Deux raisons à cela:

- lorsque tout a commencé, en novembre, le principal parti d'opposition (BNP, Bangladesh National Party) était à l'origine des troubles. Très peu pratique pour Manu, le bureau des scouts étant en face de leur siège, cela a limité les déplacements...
Le BNP proteste contre un changement de constitution. Jusqu'à présent, entre chaque gouvernement, un gouvernement neutre (appelé Caretaker Government) composé des instances juridiques et soutenus par l'armée était mis en place afin d'organiser des élections impartiales (au Bangladesh, il est très facile de tricher, surtout si on est au pouvoir et qu'on organise les élections.). Le gouvernement actuel a décidé que le Bangladesh a atteint un niveau de maturité suffisant dans sa démocratie pour se passer de ce système, et l'a donc enlevé, se réservant le droit d'organiser les élections... Ce qui fait un peu grincer des dents dans l'opposition, qui fait (sûrement à juste titre) très peu confiance dans la capacité du gouvernement d'être impartial.
Cela a donc lancé une série de hartals, manifestations, arrestations de leaders politiques de l'opposition (pour troubles à l'ordre publics et à causes de morts lors des hartals, mais avouons que ça arrange pas mal le gouvernement).

 

Actuellement, la cause des troubles est différentes.
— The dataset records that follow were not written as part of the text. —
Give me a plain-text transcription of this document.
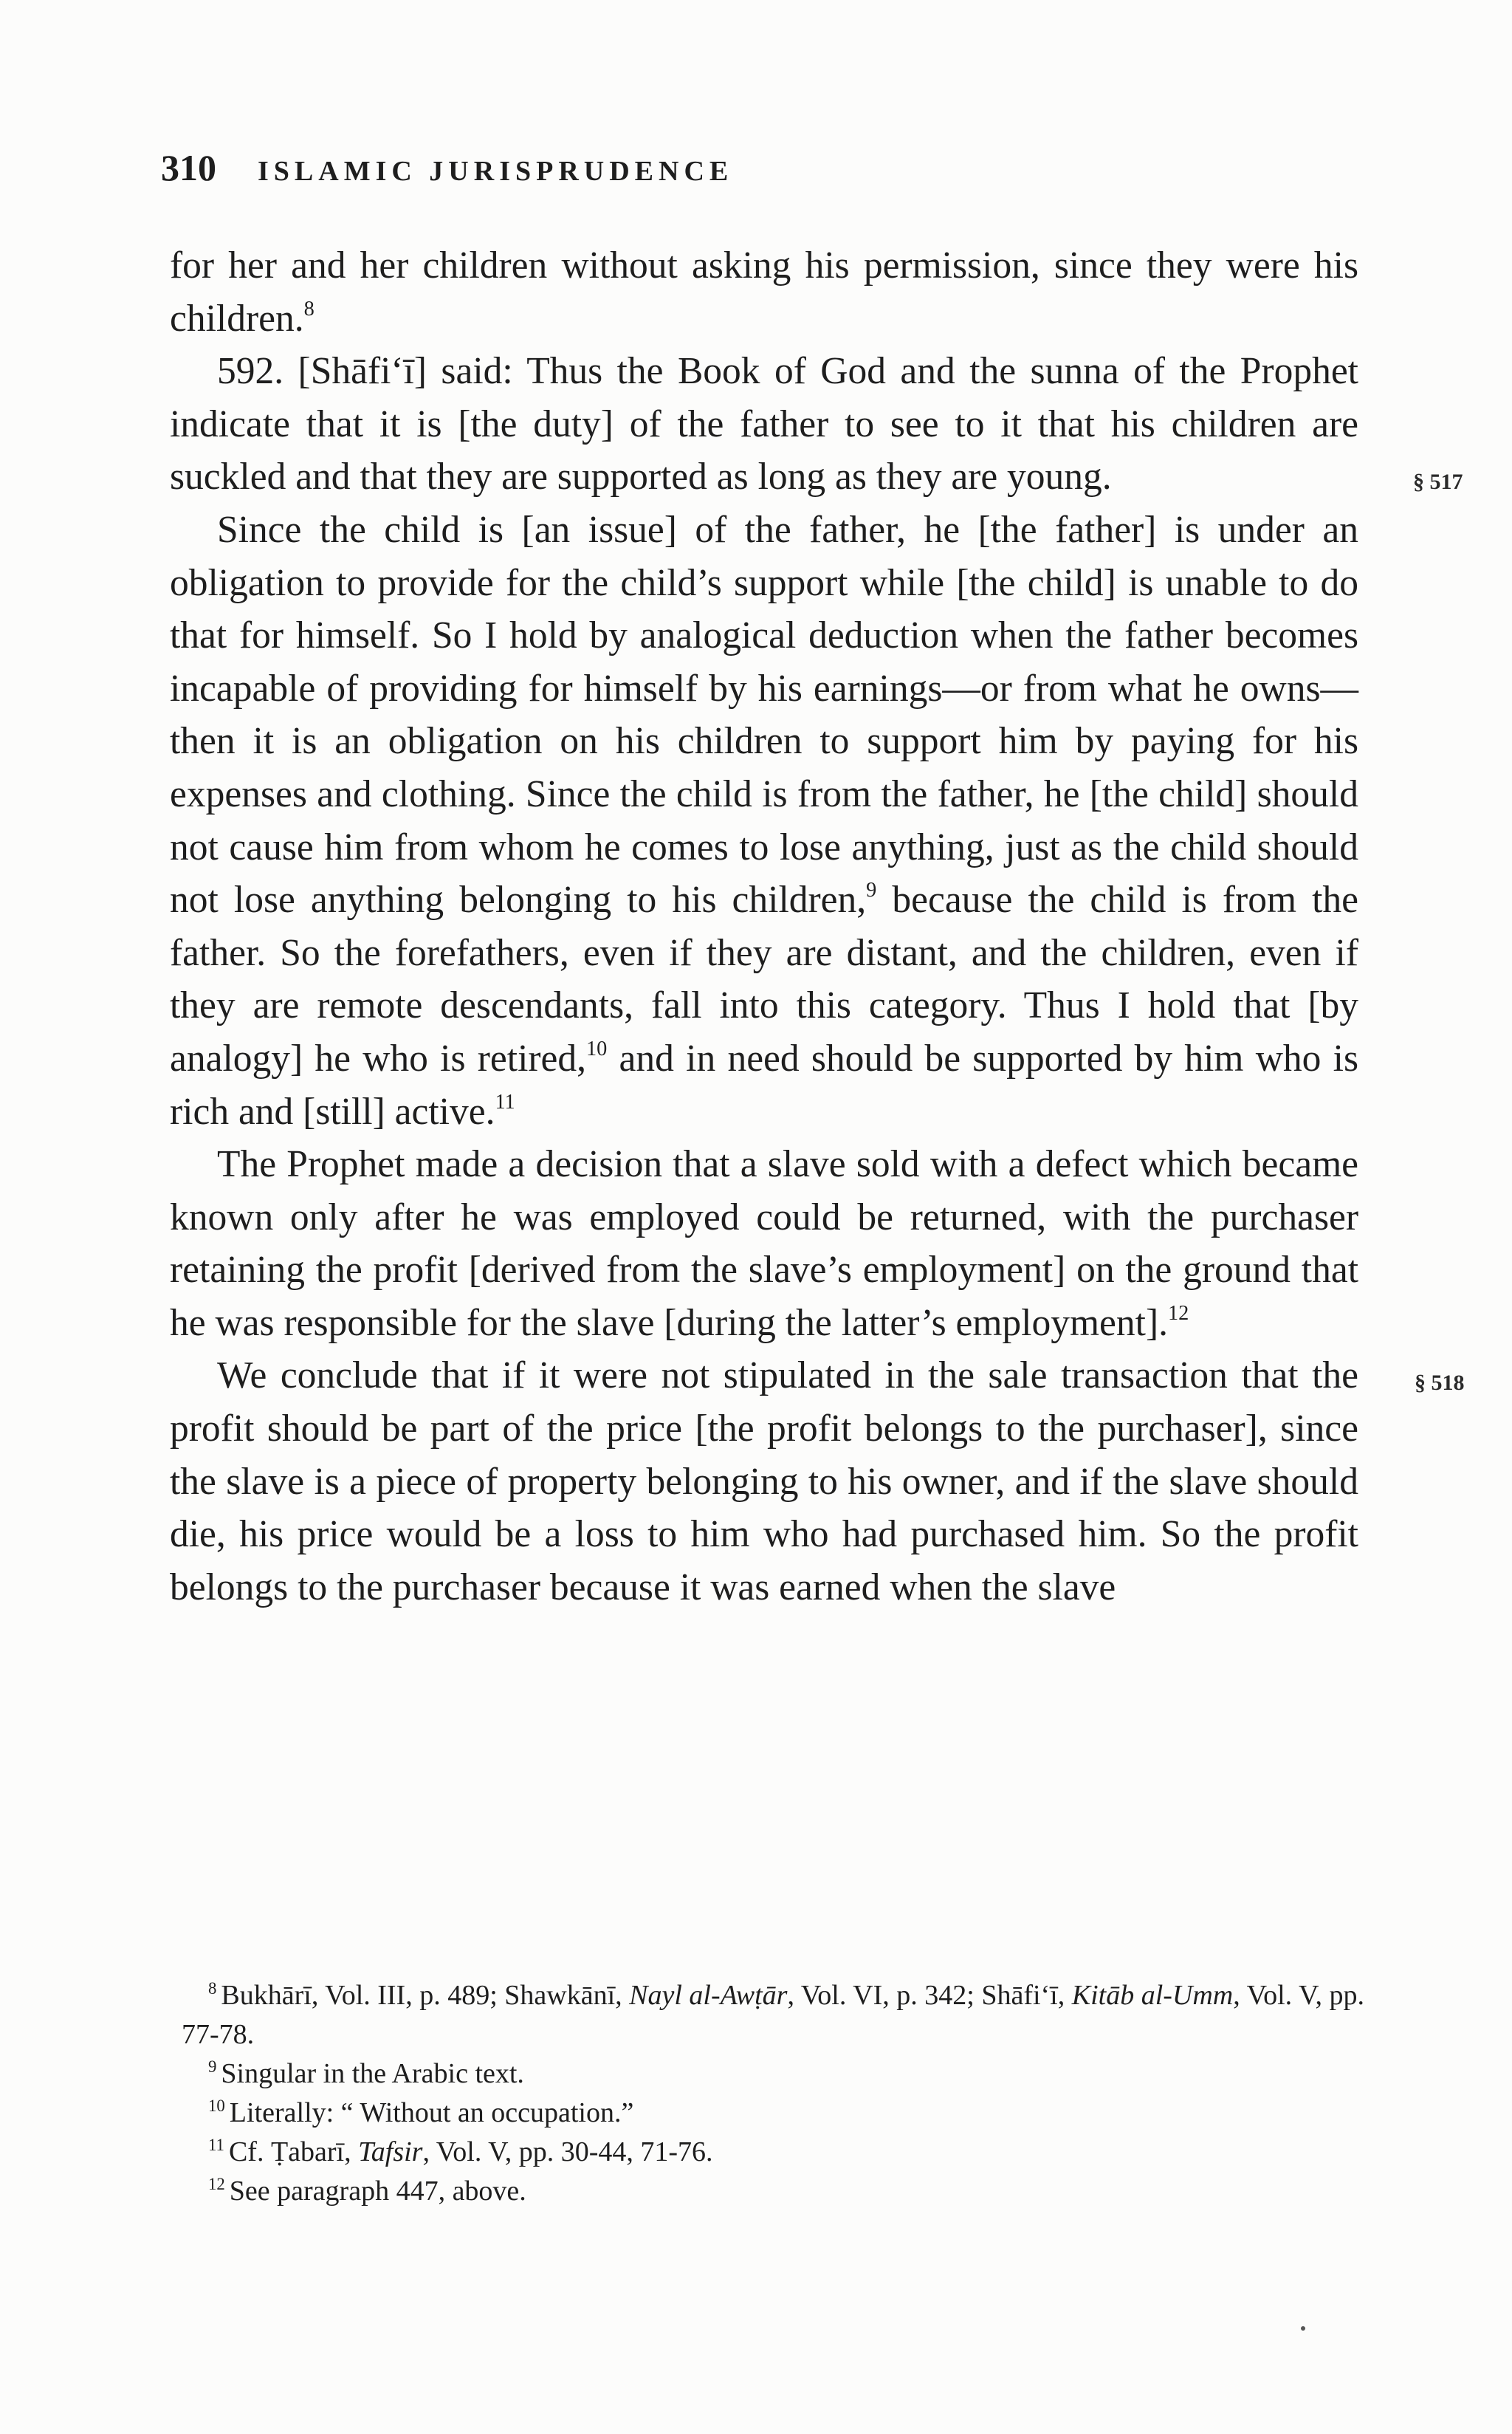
310 ISLAMIC JURISPRUDENCE

for her and her children without asking his permission, since they were his children.$^8$

592. [Shāfi‘ī] said: Thus the Book of God and the sunna of the Prophet indicate that it is [the duty] of the father to see to it that his children are suckled and that they are supported as long as they are young.

Since the child is [an issue] of the father, he [the father] is under an obligation to provide for the child’s support while [the child] is unable to do that for himself. So I hold by analogical deduction when the father becomes incapable of providing for himself by his earnings—or from what he owns—then it is an obligation on his children to support him by paying for his expenses and clothing. Since the child is from the father, he [the child] should not cause him from whom he comes to lose anything, just as the child should not lose anything belonging to his children,$^9$ because the child is from the father. So the forefathers, even if they are distant, and the children, even if they are remote descendants, fall into this category. Thus I hold that [by analogy] he who is retired,$^{10}$ and in need should be supported by him who is rich and [still] active.$^{11}$

The Prophet made a decision that a slave sold with a defect which became known only after he was employed could be returned, with the purchaser retaining the profit [derived from the slave’s employment] on the ground that he was responsible for the slave [during the latter’s employment].$^{12}$

We conclude that if it were not stipulated in the sale transaction that the profit should be part of the price [the profit belongs to the purchaser], since the slave is a piece of property belonging to his owner, and if the slave should die, his price would be a loss to him who had purchased him. So the profit belongs to the purchaser because it was earned when the slave

§ 517
§ 518

$^8$ Bukhārī, Vol. III, p. 489; Shawkānī, Nayl al-Awṭār, Vol. VI, p. 342; Shāfi‘ī, Kitāb al-Umm, Vol. V, pp. 77-78.

$^9$ Singular in the Arabic text.

$^{10}$ Literally: “ Without an occupation.”

$^{11}$ Cf. Ṭabarī, Tafsir, Vol. V, pp. 30-44, 71-76.

$^{12}$ See paragraph 447, above.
En 1971, le Bangladesh se bat pour son indépendance. On en parle assez peu, mais le résultat est tout de même environ 3 millions de morts, l'instrumentalisation du viol en arme de guerre et autre réjouissances. Le parti islamiste Jamaat e Islami, opposé à l'indépendance, participe activement aux festivités.
40 ans plus tard, l'Awami League (actuellement au pouvoir) gagne les élections en promettant de juger les criminels de guerre (entre autre). Arrestations des responsables du Jamaat, et tribunal. Le verdict va de l'emprisonnement à vie pour le premier, condamnation à mort par contumace pour le second, et condamnation à mort pour le troisième. Encore six personnes sont à juger, si mes calculs sont bons.


Le Jamaat lance alors des manifestations, souvent d'une grande violence, demandant la libération de ses leaders, protestant contre un "complot" anti démocratique.


De l'autre côté, un grand nombre de Bangladeshis se sentent lésés dans l'exercice de la justice. La peine de mort (par pendaison) est en place au Bangladesh, et nombre de gens demandent la peine capitale pour tout les criminels de guerre.


Nous sommes dans dans un chassé croisé de manifestations: "pendez les", "libérez les", "pendez les", "si vous les pendez nous allons plonger le pays dans la guerre civile", "si vous continuez, nous allons bannir le Jamaat e Islami", ...

 

Depuis deux semaines, des étudiants sont rassemblés sur une place à Savar (plusieurs milliers) afin de demander l'execution des criminels. Il est intéressant de noter qu'ils ne pourraient tenir sans le soutien du pouvoir, qui les nourrit et leur donne à boire. Gouvernement qui ne condamne pas à mort, mais soutient le peuple qui demande la peine capitale. Affaire à suivre.

 

Cela à pas mal de conséquences, notamment sur le plan économique. Depuis Janvier, nous avons au minimum un hartal par semaine (et à l'heure de la publication, nous sommes en plein milieu d'un hartal de 3 jours). Cela veut dire que le textile ne peut pas livrer, que les entreprises ne peuvent pas travailler, que les produits périssables périment, que les travailleurs journaliers ont un jour de salaire en moins...
Cela veut dire en général un mort ou plus par manifestations, des bus brûlés, des voitures caillassées... (19 morts hier, le 03 mars. Tous en dehors de Dhaka).

 

Le Jamaat e Islami représente environ 5 à 10% de la population (10% étant le maximum obtenu aux élections, et ce de manière exceptionnelle). Une minorité, mais qui bloque quand même le pays.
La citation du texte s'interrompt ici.